The gallery turnover from last year was 40 out of 190 (a telling sign?), and, after getting caught with their flaming pants down, there may be a whole new lineup next fair. Prediction: in the coming years Frieze will fix itself after losing (at least) 20 percent of its present roster of exasperated exhibitors next year to attrition, heart failure, or both. I did adore the Feature Inc. gallery feature—I remember it was one of the first galleries I visited in New York, and when I met Hudson (me foaming at the mouth for a Charles Ray photo at $5,000 I could never afford) he instantly took pity and offered it to me on lifelong layaway terms. He was like Pat Hearn and American Fine Art’s Colin de Land (take note for your next tribute section, Frieze people): all bold, beautiful dealer’s dealers, long lost now. They were in it for the art—not as an investment return, or a ticket to St. Barts.
Contrarian and great as ever, 303 Gallery proprietor Lisa Spellman spoke of her opening day at the fair as “crazy ballistic good”—(Jerry, you reading?)—where there were sumptuous Mary Heilmanns for a bargain at $150,000 to $275,000 apiece. I admired, even before Roberta Smith’s rave in the New York Times, the Heilmanns and even the Tracey Emins, which flew off the fake particleboard walls at £300,000 to £340,000 a pop at Xavier Hufkens (who I also adore, at the expense of sounding soft). I’d gather Hauser’s Nauman at $8 million and the $5.5 million Haring at Acquavella were stillborn in the swelter, but I could easily be wrong. (They might consider consulting a conservator after the proceedings.)

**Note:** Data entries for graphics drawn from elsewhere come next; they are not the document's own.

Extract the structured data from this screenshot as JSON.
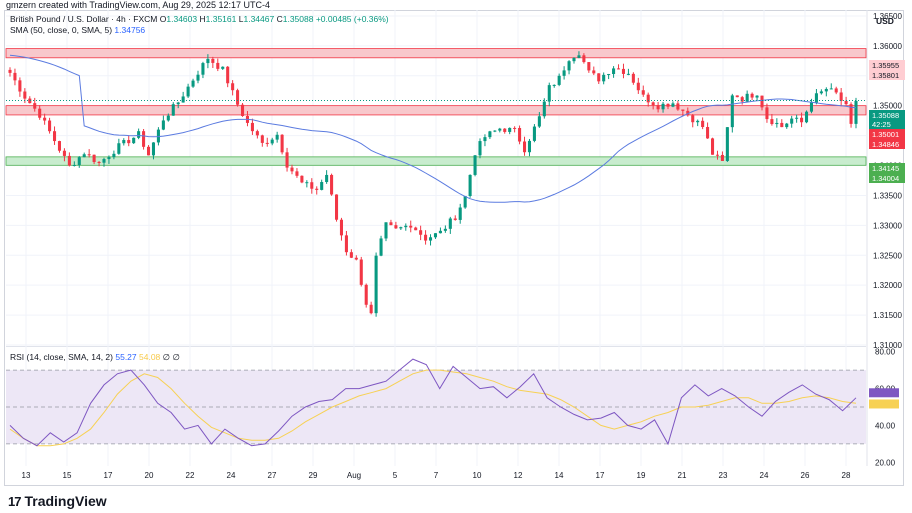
{
  "caption": "gmzern created with TradingView.com, Aug 29, 2025 12:17 UTC-4",
  "footer": {
    "logo_mark": "17",
    "logo_text": "TradingView"
  },
  "legend": {
    "symbol": "British Pound / U.S. Dollar · 4h · FXCM",
    "ohlc": {
      "O": "1.34603",
      "H": "1.35161",
      "L": "1.34467",
      "C": "1.35088",
      "change": "+0.00485 (+0.36%)"
    },
    "sma_label": "SMA (50, close, 0, SMA, 5)",
    "sma_value": "1.34756",
    "rsi_label": "RSI (14, close, SMA, 14, 2)",
    "rsi_value": "55.27",
    "rsi_sma_value": "54.08",
    "rsi_extra": "∅ ∅"
  },
  "colors": {
    "up": "#089981",
    "down": "#f23645",
    "sma": "#5b7be0",
    "rsi": "#7e57c2",
    "rsi_sma": "#f7d154",
    "resistance_zone": "#f8c8cc",
    "support_zone": "#c8ecce",
    "rsi_band": "#ede7f6"
  },
  "chart_data": [
    {
      "type": "candlestick",
      "title": "British Pound / U.S. Dollar",
      "interval": "4h",
      "currency": "USD",
      "ylim": [
        1.31,
        1.366
      ],
      "y_ticks": [
        "1.36500",
        "1.36000",
        "1.35500",
        "1.35000",
        "1.34500",
        "1.34000",
        "1.33500",
        "1.33000",
        "1.32500",
        "1.32000",
        "1.31500",
        "1.31000"
      ],
      "x_ticks": [
        "13",
        "15",
        "17",
        "20",
        "22",
        "24",
        "27",
        "29",
        "Aug",
        "5",
        "7",
        "10",
        "12",
        "14",
        "17",
        "19",
        "21",
        "23",
        "24",
        "26",
        "28"
      ],
      "grid": true,
      "price_labels": [
        {
          "value": "1.35955",
          "kind": "resistance"
        },
        {
          "value": "1.35801",
          "kind": "resistance"
        },
        {
          "value": "1.35088",
          "kind": "current"
        },
        {
          "value": "42:25",
          "kind": "countdown"
        },
        {
          "value": "1.35001",
          "kind": "resistance"
        },
        {
          "value": "1.34846",
          "kind": "resistance"
        },
        {
          "value": "1.34145",
          "kind": "support"
        },
        {
          "value": "1.34004",
          "kind": "support"
        }
      ],
      "zones": [
        {
          "name": "resistance-upper",
          "from": 1.35801,
          "to": 1.35955
        },
        {
          "name": "resistance-lower",
          "from": 1.34846,
          "to": 1.35001
        },
        {
          "name": "support",
          "from": 1.34004,
          "to": 1.34145
        }
      ],
      "sma_period": 50,
      "keypoints": [
        [
          0,
          1.3555
        ],
        [
          3,
          1.3515
        ],
        [
          6,
          1.3485
        ],
        [
          9,
          1.3442
        ],
        [
          12,
          1.3398
        ],
        [
          15,
          1.3422
        ],
        [
          18,
          1.3404
        ],
        [
          22,
          1.3432
        ],
        [
          26,
          1.3452
        ],
        [
          28,
          1.3418
        ],
        [
          31,
          1.3478
        ],
        [
          34,
          1.3506
        ],
        [
          37,
          1.3544
        ],
        [
          40,
          1.358
        ],
        [
          43,
          1.356
        ],
        [
          46,
          1.3502
        ],
        [
          48,
          1.347
        ],
        [
          51,
          1.3436
        ],
        [
          54,
          1.3452
        ],
        [
          56,
          1.3402
        ],
        [
          59,
          1.337
        ],
        [
          62,
          1.336
        ],
        [
          64,
          1.3385
        ],
        [
          66,
          1.331
        ],
        [
          68,
          1.3258
        ],
        [
          70,
          1.324
        ],
        [
          72,
          1.317
        ],
        [
          73,
          1.315
        ],
        [
          74,
          1.3245
        ],
        [
          76,
          1.33
        ],
        [
          78,
          1.3292
        ],
        [
          81,
          1.3302
        ],
        [
          84,
          1.3278
        ],
        [
          87,
          1.3288
        ],
        [
          90,
          1.3315
        ],
        [
          92,
          1.3348
        ],
        [
          94,
          1.3422
        ],
        [
          96,
          1.3448
        ],
        [
          99,
          1.3462
        ],
        [
          102,
          1.3458
        ],
        [
          104,
          1.3428
        ],
        [
          107,
          1.348
        ],
        [
          109,
          1.353
        ],
        [
          111,
          1.3546
        ],
        [
          113,
          1.358
        ],
        [
          115,
          1.359
        ],
        [
          117,
          1.3555
        ],
        [
          119,
          1.3545
        ],
        [
          122,
          1.3565
        ],
        [
          125,
          1.3555
        ],
        [
          128,
          1.3515
        ],
        [
          131,
          1.35
        ],
        [
          134,
          1.3505
        ],
        [
          137,
          1.3485
        ],
        [
          140,
          1.3465
        ],
        [
          142,
          1.342
        ],
        [
          144,
          1.3405
        ],
        [
          146,
          1.352
        ],
        [
          148,
          1.3512
        ],
        [
          151,
          1.3522
        ],
        [
          153,
          1.348
        ],
        [
          156,
          1.3465
        ],
        [
          158,
          1.3478
        ],
        [
          160,
          1.3472
        ],
        [
          162,
          1.351
        ],
        [
          165,
          1.3528
        ],
        [
          167,
          1.352
        ],
        [
          169,
          1.3497
        ],
        [
          170,
          1.3465
        ],
        [
          171,
          1.3509
        ]
      ]
    },
    {
      "type": "line",
      "title": "RSI (14, close, SMA, 14, 2)",
      "ylim": [
        18,
        82
      ],
      "y_ticks": [
        "80.00",
        "60.00",
        "40.00",
        "20.00"
      ],
      "bands": [
        30,
        50,
        70
      ],
      "series": [
        {
          "name": "RSI",
          "values": [
            40,
            33,
            29,
            36,
            31,
            36,
            52,
            62,
            68,
            70,
            62,
            52,
            47,
            38,
            40,
            30,
            38,
            33,
            29,
            30,
            37,
            45,
            50,
            53,
            54,
            60,
            60,
            62,
            64,
            70,
            76,
            73,
            60,
            72,
            66,
            60,
            61,
            55,
            61,
            68,
            55,
            50,
            46,
            43,
            44,
            47,
            40,
            38,
            43,
            30,
            55,
            62,
            56,
            60,
            56,
            50,
            45,
            53,
            58,
            62,
            57,
            54,
            48,
            55
          ]
        },
        {
          "name": "RSI-based MA",
          "values": [
            38,
            33,
            29,
            29,
            30,
            33,
            38,
            47,
            57,
            64,
            68,
            66,
            60,
            52,
            45,
            39,
            36,
            33,
            32,
            32,
            33,
            37,
            42,
            46,
            50,
            53,
            56,
            58,
            60,
            64,
            68,
            70,
            70,
            69,
            68,
            66,
            64,
            61,
            59,
            58,
            57,
            54,
            50,
            45,
            40,
            38,
            40,
            42,
            45,
            47,
            50,
            50,
            51,
            53,
            55,
            55,
            52,
            52,
            53,
            55,
            56,
            55,
            53,
            52
          ]
        }
      ]
    }
  ]
}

Lisson Gallery’s New York branch—even some mid-level galleries successfully have more than one—exhibited a unique Cory Arcangel Adidas computer-print-on-canvas work for $80,000 (as loyal readers might be aware, I sleep in them… my Adidas, that is). You could coin a movement, “The Epsonists,” led by Arcangel and Wade Guyton—who has a knockout upcoming show at Petzel Gallery—connoting artists who make art by pressing send. Add to the list Dan Colen’s debut at Lévy Gorvy, though his paintings of sweaters from mail-order catalogues that look like they’re computer-printed-on-canvas—but are actually oil-based enamel on linen—are so awful it’s unprintable.
Jeffrey Deitch was on hand at the fair, suited and booted, clad in pinstripes in the wretched heat. (He jogs that way, I swear.) He stated without hesitation that he had just purchased the most important historical work in the fair for a client, an Emma Amos “Attitude Painting” (my kind of art) from New York’s Ryan Lee Gallery—the asking price was $250,000. She was the only female member of a prescient African American collective that included Romare Bearden, Hale Woodruff, Norman Lewis, and Charles Alston in the early 1960s. I begged the gallery for info and images, which, despite assurances, were never sent. (I admit to admiring such nonchalant unprofessionalism.)
Marilyn Minter was on hand, too, with her brilliant faux-historical pussy-grabbing plaque to raise money for democracy, featuring Trump’s most notorious slur that may yet prove his undoing. She asked me for a shout-out to the grassroots organization Downtown for Democracy to contribute to ending the hypocrisy, but Trump seems to be doing a pretty good job digging his own grave.